Las montañas de las Cévennes, al extremo sureste del Macizo Central francés son, bajo la tormenta de una tarde junio del ’77, el escenario de una prueba amateur de 137 kilómetros, la más dura del país, en la que Krabbé ha puesto todas sus esperanzas de frustrado pedalista. En poco menos de cuatro horas de carrera, los miles de pensamientos que cruzan su mente convierten la ya angustiosa travesía de tres grandes puertos, en una locura mental que alcanza límites greguerísticos: “El ritmo ya no basta para mitigar el dolor. Quizá me sirva un poco de aritmética. ¿Cuánto son cuarenta y tres entre diecinueve? [el desarrollo que lleva en la escalada] Santo cielo. El diecinueve se va para el vaso cuarenta y tres, toma dos tragos, se limpia la boca, se frota el mentón pensativamente”. Ideas tan ininteligibles como las que todo practicante del ciclismo ve fluir cuando el corazón retumba, porque, como todos sabemos, “cualquier pensamiento incipiente se te antoja una verdad absoluta, cada suceso inesperado es algo que siempre has sabido aunque lo hubieras olvidado temporalmente”.
“El ciclista” son dos narraciones en una: la del propio Tour du Mont Aigoual y la del chico neerlandés de diez años que coloca su reloj de ajedrez en el alféizar de la ventana, cronometra cuánto tarda en recorrer en bicicleta el circuito de treinta kilómetros que rodea su casa y sueña con premios imaginarios de un millón de florines por llegar al próximo semáforo antes que un ciclomotor. El joven que llegó tarde al ciclismo competitivo, que tanta miseria pasa en los explosivos critériums como disfruta entre desfiladeros -aunque se reconozca sprinter-, y al que le reprochan no haber elegido el camino práctico que le hubiese conducido un buen día hasta la vuelta de honor del Parque de los Príncipes, al costado de los ídolos que evoca en el transcurso de la obra: Gaul, Altig, Anquetil -y la leyenda sobre el bidón que se colocaba en el bolsillo en cada puerto para subir más rápido-, Coppi, Merckx, Harm Ottenbros (olvidado campeón del mundo en 1969) o un Lucien Van Impe de quien brota en origen la frase más repetida en la mente del autor: “El [piñón] veinte de Krabbé estaba limpísimo [por no necesitarlo, gracias a su fortaleza]”.

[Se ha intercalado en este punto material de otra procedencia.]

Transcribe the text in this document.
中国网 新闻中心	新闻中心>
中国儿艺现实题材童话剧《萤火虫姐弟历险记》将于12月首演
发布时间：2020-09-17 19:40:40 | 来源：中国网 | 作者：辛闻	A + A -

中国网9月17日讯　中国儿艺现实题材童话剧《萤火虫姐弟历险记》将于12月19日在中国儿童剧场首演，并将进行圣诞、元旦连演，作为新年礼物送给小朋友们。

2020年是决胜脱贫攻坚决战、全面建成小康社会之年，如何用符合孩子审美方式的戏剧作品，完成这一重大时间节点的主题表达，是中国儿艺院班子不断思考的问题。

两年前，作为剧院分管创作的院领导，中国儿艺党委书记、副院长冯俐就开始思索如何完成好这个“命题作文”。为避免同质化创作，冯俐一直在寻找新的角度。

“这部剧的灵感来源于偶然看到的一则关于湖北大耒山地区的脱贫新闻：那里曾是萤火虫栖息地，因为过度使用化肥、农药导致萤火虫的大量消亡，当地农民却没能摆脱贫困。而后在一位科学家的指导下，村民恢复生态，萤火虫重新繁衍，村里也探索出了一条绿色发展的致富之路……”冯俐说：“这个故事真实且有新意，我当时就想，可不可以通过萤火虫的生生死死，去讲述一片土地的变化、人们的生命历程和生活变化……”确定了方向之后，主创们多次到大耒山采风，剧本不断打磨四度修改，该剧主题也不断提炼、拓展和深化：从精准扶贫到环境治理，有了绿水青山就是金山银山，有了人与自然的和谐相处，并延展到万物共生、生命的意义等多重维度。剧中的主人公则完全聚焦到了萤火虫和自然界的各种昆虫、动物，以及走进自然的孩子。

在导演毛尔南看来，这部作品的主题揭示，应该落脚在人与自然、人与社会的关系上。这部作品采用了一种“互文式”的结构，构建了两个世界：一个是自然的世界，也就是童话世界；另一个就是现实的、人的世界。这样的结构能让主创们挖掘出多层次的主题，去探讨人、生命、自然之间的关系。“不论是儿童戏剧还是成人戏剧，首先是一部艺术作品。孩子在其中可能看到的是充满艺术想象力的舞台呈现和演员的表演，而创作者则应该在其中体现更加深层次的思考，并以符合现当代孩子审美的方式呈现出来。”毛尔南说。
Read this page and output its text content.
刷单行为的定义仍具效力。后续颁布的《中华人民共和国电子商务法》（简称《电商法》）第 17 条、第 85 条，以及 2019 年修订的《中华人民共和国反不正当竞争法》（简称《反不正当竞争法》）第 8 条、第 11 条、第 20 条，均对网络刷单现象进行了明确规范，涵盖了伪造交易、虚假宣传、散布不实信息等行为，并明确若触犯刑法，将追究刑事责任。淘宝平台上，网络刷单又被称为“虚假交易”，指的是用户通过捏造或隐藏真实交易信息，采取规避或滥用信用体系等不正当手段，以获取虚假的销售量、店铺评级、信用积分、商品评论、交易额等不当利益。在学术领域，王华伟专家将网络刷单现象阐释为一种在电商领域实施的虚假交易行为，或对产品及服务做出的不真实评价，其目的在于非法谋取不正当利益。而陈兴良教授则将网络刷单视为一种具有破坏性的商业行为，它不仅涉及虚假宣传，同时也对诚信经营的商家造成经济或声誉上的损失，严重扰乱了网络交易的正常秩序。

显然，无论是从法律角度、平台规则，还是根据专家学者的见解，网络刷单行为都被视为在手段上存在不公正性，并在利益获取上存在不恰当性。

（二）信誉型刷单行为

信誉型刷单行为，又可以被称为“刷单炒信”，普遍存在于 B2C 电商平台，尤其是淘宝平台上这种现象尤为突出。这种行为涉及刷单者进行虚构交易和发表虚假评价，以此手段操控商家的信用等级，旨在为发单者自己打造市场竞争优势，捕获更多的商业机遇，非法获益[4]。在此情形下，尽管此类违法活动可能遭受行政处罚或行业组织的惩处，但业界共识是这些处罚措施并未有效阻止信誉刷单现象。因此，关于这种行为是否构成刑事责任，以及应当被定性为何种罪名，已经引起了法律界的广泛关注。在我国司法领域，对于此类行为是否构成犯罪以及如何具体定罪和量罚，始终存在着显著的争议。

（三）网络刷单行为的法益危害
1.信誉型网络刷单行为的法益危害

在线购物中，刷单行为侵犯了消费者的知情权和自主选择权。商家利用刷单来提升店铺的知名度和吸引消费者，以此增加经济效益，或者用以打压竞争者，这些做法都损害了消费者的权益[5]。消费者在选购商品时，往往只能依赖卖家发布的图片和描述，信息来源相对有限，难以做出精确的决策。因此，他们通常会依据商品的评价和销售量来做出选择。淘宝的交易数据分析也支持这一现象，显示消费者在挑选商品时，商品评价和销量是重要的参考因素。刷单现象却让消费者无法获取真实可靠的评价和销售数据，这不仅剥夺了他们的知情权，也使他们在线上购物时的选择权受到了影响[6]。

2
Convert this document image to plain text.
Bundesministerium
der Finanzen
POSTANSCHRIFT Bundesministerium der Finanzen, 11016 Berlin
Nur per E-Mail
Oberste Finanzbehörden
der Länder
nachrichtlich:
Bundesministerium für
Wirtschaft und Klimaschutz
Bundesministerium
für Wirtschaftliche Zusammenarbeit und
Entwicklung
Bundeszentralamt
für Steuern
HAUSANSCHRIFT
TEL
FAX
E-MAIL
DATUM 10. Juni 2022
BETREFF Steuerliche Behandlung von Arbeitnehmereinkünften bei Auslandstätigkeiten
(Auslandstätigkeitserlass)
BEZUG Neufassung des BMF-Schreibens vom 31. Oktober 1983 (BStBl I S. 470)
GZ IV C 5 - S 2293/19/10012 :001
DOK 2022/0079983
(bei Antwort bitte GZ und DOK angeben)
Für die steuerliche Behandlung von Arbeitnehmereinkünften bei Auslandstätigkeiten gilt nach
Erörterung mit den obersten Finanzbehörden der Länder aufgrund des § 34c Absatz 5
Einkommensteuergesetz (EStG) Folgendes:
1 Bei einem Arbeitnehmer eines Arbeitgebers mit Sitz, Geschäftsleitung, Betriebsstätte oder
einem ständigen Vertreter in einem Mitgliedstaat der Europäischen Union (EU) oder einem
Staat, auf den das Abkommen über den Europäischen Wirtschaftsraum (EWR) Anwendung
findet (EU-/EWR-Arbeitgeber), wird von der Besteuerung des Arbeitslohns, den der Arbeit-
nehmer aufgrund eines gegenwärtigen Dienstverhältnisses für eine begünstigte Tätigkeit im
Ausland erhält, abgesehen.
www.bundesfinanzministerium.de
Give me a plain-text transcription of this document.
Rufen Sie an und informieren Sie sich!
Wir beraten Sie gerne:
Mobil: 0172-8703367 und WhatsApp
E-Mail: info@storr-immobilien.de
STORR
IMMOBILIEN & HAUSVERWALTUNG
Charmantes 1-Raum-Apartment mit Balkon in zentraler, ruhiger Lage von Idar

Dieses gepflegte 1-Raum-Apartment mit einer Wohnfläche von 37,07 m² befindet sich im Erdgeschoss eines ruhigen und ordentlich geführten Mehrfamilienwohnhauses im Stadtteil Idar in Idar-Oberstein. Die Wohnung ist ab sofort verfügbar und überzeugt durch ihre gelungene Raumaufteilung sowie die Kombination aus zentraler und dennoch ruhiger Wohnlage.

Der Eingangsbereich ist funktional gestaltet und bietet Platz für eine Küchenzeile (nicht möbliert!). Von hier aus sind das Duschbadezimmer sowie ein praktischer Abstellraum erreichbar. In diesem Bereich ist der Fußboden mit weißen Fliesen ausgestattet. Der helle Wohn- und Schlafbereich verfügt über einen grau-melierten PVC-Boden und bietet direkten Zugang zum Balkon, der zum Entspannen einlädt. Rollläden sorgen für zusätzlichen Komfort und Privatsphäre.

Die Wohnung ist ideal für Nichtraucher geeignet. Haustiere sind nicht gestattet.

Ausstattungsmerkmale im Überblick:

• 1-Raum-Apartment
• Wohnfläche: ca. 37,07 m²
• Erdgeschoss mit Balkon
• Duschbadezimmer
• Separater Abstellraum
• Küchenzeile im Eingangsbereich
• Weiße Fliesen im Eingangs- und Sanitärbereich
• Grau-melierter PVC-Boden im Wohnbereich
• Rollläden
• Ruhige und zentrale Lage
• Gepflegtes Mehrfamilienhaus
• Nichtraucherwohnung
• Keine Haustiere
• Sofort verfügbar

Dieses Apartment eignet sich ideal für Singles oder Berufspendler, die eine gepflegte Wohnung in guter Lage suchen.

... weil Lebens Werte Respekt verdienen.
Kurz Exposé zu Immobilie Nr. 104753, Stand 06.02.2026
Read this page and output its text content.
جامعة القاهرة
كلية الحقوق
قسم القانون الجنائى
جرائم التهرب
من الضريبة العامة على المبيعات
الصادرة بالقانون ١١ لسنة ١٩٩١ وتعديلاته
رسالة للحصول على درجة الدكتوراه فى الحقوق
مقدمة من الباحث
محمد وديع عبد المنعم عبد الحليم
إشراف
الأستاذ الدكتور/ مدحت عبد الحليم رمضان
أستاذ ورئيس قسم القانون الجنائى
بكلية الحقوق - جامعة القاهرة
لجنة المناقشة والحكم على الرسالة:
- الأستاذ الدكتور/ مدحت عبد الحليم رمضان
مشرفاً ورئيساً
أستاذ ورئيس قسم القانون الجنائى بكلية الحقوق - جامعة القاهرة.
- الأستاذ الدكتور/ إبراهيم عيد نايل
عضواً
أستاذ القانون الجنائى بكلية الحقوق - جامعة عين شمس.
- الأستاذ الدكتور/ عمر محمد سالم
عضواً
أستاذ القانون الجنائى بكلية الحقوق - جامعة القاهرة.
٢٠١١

Para Krabbé, el ciclismo es una representación cruel de la vida: “Si ves a tu enemigo tendido en el suelo, ¿cuál es tu reacción más natural? Ayudarlo a levantarse […] En el ciclismo lo matas a patadas”. Son las alianzas (explícitas o no desveladas) entre corredores, las tácticas de carrera -en el libro se reseña muy acertadamente la tendencia a que varios corredores prefieran dejar vencer a un débil que ayudar a que gane el más fuerte, lo que ocurre tantas veces en el ciclismo actual- y los padecimientos de quien se somete a un deporte agonístico por naturaleza, sin aparente motivo. El ciclista sólo quiere rodar en bicicleta y llenar su vida de un sentido que muchos no comprenden. “Desde las terrazas de los cafés, turistas y lugareños observan [cómo pedaleamos]. No son corredores. El vacío de esas vidas me turba”.